Now that county officials are saying that Girdler’s tax plan is “an attack on all Pulaski County residents,” as it was put in a written statement given to the Commonwealth Journal Friday, Girdler finds the criticism ironic.
“It doesn’t make any sense,” said Girdler. “They’re out to destroy Somerset, while at the same time complaining about what we’re doing. If they were sincere about working together (on the occupational tax issue), they’d stop this nonsense because we are not participating (in a merged government). It will never happen.”
Girdler also noted that the EMS funding agreement that previously existed was “a one-year thing” and that plans for the future need to be made now, not at the eleventh hour.
“They should have known that at some point prior to (next) July 1, we will have to negotiate those issues,” said Girdler. “We can’t wait until around May of next year to determine how much money goes to EMS. They’ve got equipment to buy, they’ve got ambulances to purchase. Those issues need to be deal with now rather than later because they’re too critical to the operation.”

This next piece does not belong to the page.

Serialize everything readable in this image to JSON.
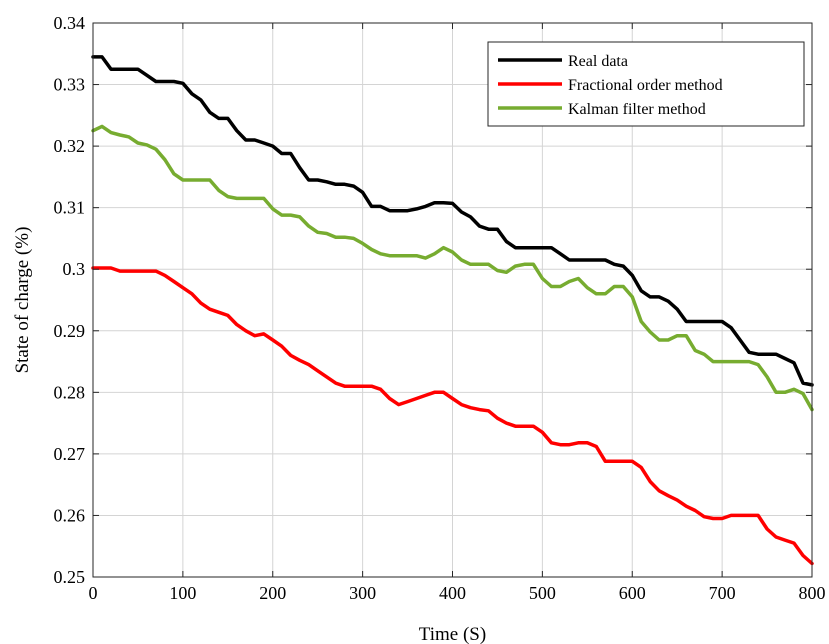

Girdler said that the city council has already agreed to negotiate with the county, but that the “ball is in (the county’s) court,” and it will be “their decision” if the county chooses not to negotiate with the city.
“We both exist for the purpose of serving the citizens and need to come together and join in a good faith negotiation,” said Girdler. However, “we won’t be bound in the future by their lack of decision relative to what the future holds.”
Some on the city council don’t wish to go down the same route as the mayor. Girdler pointed out that in March of this year, the city council unanimously agreed to terminate their decade-old agreement establishing EMS funding, and also passed an ordinance agreeing to claim a larger portion of the occupational tax pot.
Though the deal-making process has gone through several more ups and downs since that point — the first time this year that Girdler suggested changing up the occupational tax structure was back in January — what the councilors agreed to is what Girdler is once again calling for publicly today.
Yet Rutherford wasn’t sold on the idea at the time — and even though he voted in favor of the ordinance last spring, he said that the idea of a city occupational tax went against his belief in limited government. However, “when it gets down to it we have to protect our citizens and we have to protect their money,” he said at the time.
As things stand now, the idea of taking the lion’s share of the county’s tax revenue out from under them is not an idea that holds any appeal for Rutherford.
“As far as I’m concerned, we will propose to rescind (the ordinance),” said Rutherford. “We don’t want our neighbors to suffer. ... We were told that we would have the chance to address it before the July 1 deadline to possibly rescind it. That was the talk going into the passing of the ordinance. I would rescind it in a heartbeat.”
Rutherford pointed to a recent financial report by the mayor that showed Somerset as being in “good to excellent” shape, and as such, “we do not need the extra revenue according to that report,” said the councilor.
When contacted for comment, councilor Jerry Burnett agreed, saying that it was a “great idea” to try and rescind the decision.
“I’m hoping we can work something out and not have to do that,” said Burnett. “I don’t want to do anything to hurt or cripple the county in any way. We’re a part of the county ... and my concern is to see it continue to grow.”